An Inertial Langevin Algorithm
Alexander Falk, Andreas Habring, Christoph Griesbacher, Thomas Pock
TL;DR
This work introduces the Inertial Langevin Algorithm (ILA), a momentum-augmented discretization of Langevin dynamics designed to accelerate sampling from Gibbs distributions $\pi(x) \propto \exp(-U(x))$. By identifying ILA as a discretization of kinetic Langevin dynamics, the authors establish geometric ergodicity in continuous and discrete time and derive a $\mathcal{W}_2$-bias bound that scales as $\mathcal{O}(\sqrt{\Delta t})$, while enabling smaller friction parameters for faster mixing. The paper also elucidates a close link between ILA and over-relaxed Gibbs sampling, and demonstrates substantial empirical acceleration across toy, denoising, and molecular-structure-generation tasks, including high-dimensional and non-smooth settings. The combination of theoretical guarantees and broad numerical validation indicates that momentum-based sampling can significantly improve mixing and practical performance beyond traditional strongly convex regimes.
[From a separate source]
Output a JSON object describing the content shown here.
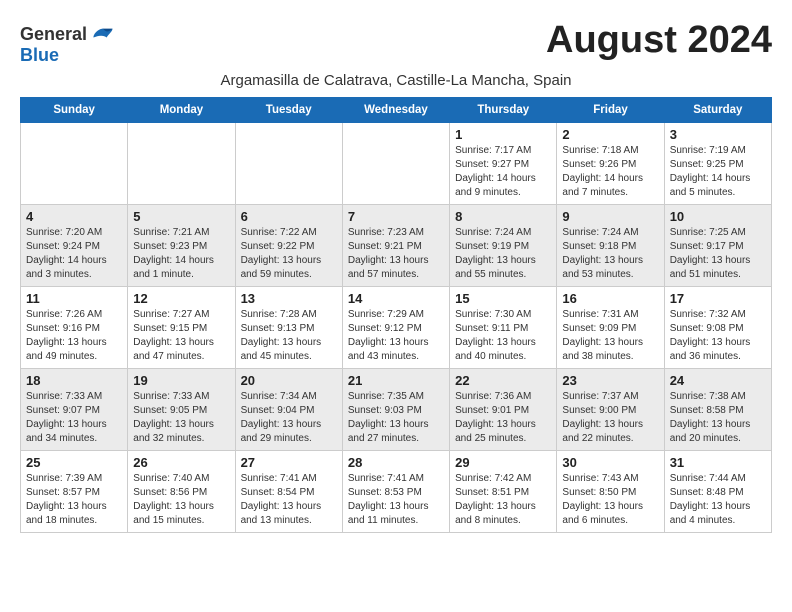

Overall, ILA provides a principled, faster alternative to standard Langevin-based samplers with concrete guarantees and versatile applicability across inverse problems and machine learning tasks.
Abstract
We present a novel method for drawing samples from Gibbs distributions with densities of the form $π(x) \propto \exp(-U(x))$. The method accelerates the unadjusted Langevin algorithm by introducing an inertia term similar to Polyak's heavy ball method, together with a corresponding noise rescaling. Interpreting the scheme as a discretization of \emph{kinetic} Langevin dynamics, we prove ergodicity (in continuous and discrete time) for twice continuously differentiable, strongly convex, and $L$-smooth potentials and bound the bias of the discretization to the target in Wasserstein-2 distance. In particular, the presented proofs allow for smaller friction parameters in the kinetic Langevin diffusion compared to existing literature. Moreover, we show the close ties of the proposed method to the over-relaxed Gibbs sampler. The scheme is tested in an extensive set of numerical experiments covering simple toy examples, total variation image denoising, and the complex task of maximum likelihood learning of an energy-based model for molecular structure generation. The experimental results confirm the acceleration provided by the proposed scheme even beyond the strongly convex and $L$-smooth setting.